Mustafa a 11 ans. Il fréquente régulièrement la Laverie Automatique pour obtenir des vêtements propres, un repas chaud et y passer la nuit.
Tout comme des centaines d'autres enfants de la rue à Istanbul, Mustafa, un fugueur, a appris à compter sur la Laverie, un centre communautaire comprenant un service de blanchisserie, une cafétéria, un poste de premiers soins, un abri pour la nuit et même un salon de coiffure qui offre des coupes de cheveux aux jeunes qui le désirent.
Le projet Laverie, mis en place en 2000 par l'association Enfants de l'espoir, une organisation non-gouvernementale turque, grâce à un fonds japonais de subventions géré par la Banque mondiale, aide les enfants de la rue à retrouver leurs marques. Par le biais de ses services, la Laverie vise à renforcer l'éducation et le sens de l'hygiène chez ces enfants, tout en les aidant à conserver les maigres ressources dont ils disposent, en général uniquement les vêtements qu'ils ont sur le dos.
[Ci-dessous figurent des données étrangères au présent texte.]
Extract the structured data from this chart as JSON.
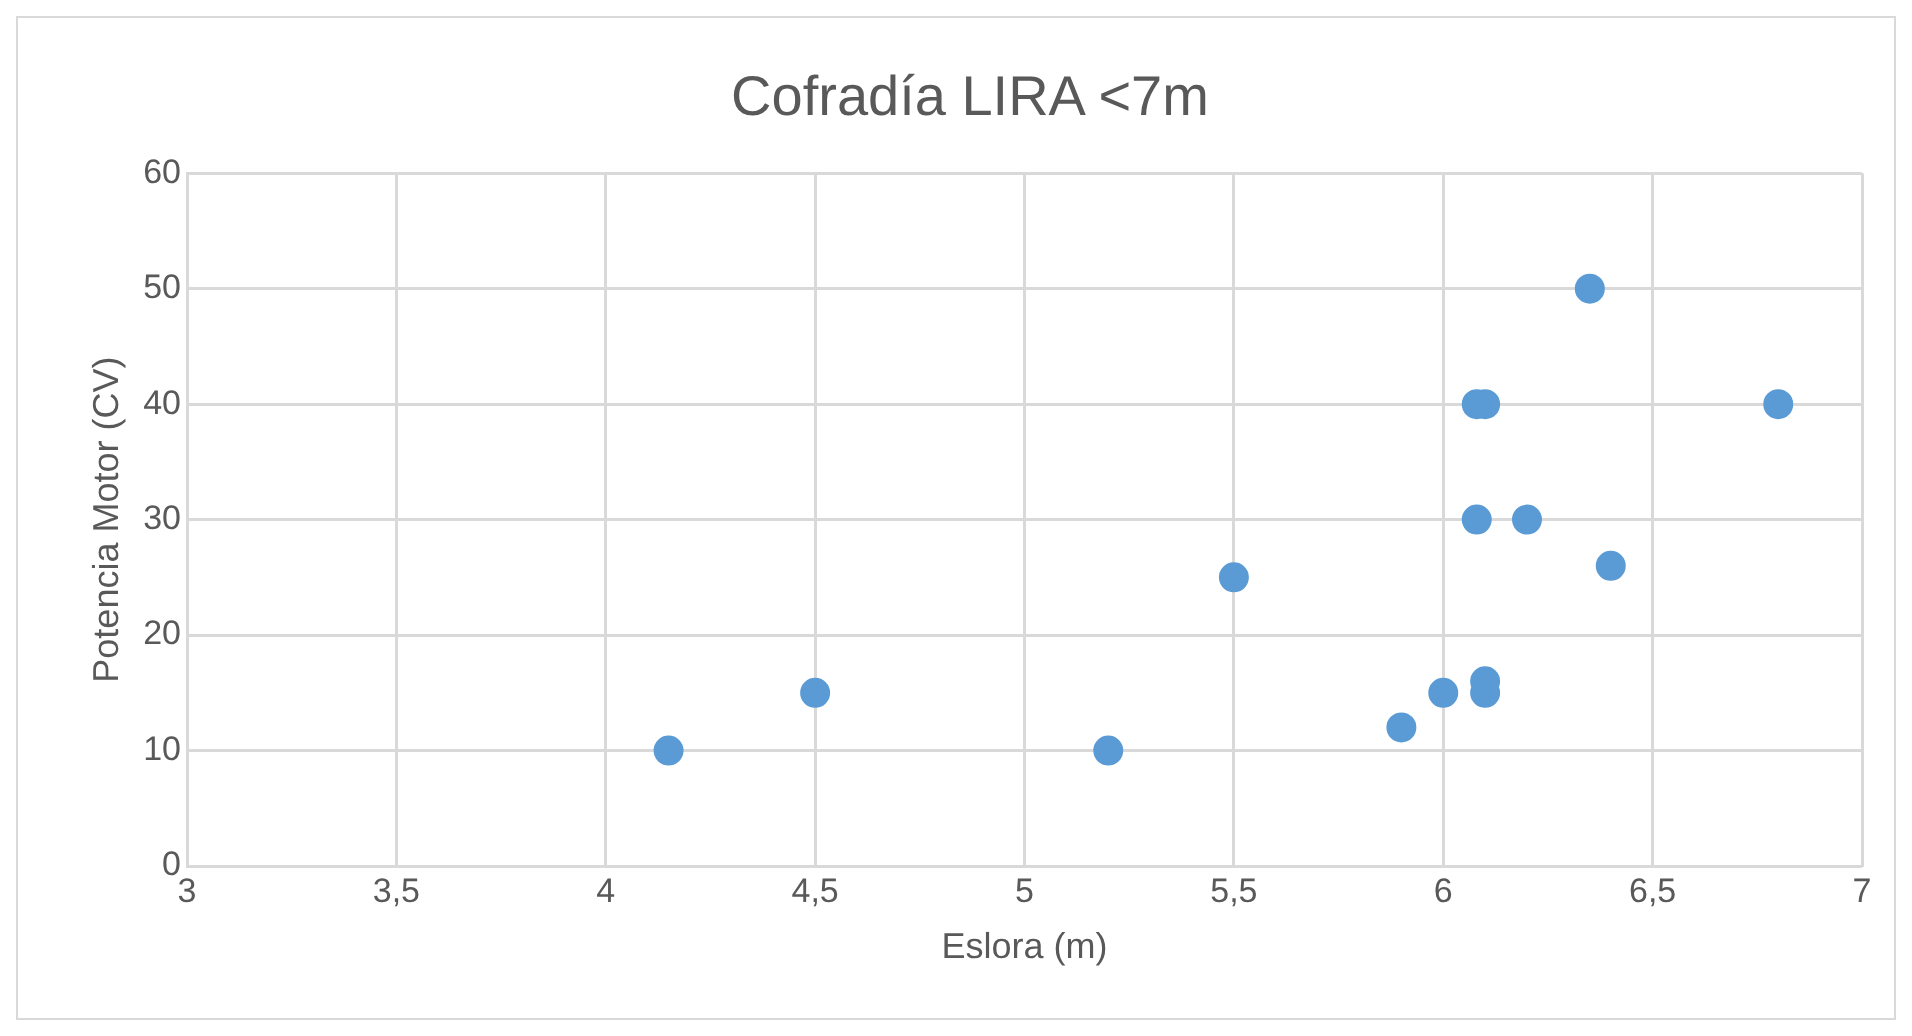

« Il est bon de savoir qu'on peut passer la soirée sous un abri », dit Mustafa, l'un des 107 enfants inscrits, qui fréquentent régulièrement la blanchisserie.
Si les enfants de la rue ne sont pas aussi nombreux que dans d'autres pays, leur nombre s'est accru, notamment dans les grandes villes. Ce problème se pose avec beaucoup plus d'acuité à Istanbul, où plus de 15 000 enfants se droguent avec du diluant à peinture, de la colle ou des pilules.
Ce phénomène est particulièrement désolant pour la Turquie, pays caractérisé par une forte cohésion sociale car, traditionnellement, ces problèmes se posent rarement dans les villages.
Les municipalités se penchent sur ce problème, mais dans les zones où le phénomène s'est intensifié, les autorités urbaines se tournent de plus en plus vers les ONG locales. L'association Enfants de l'espoir est la première en Turquie, offrant abri et réhabilitation aux jeunes défavorisés des zones urbaines.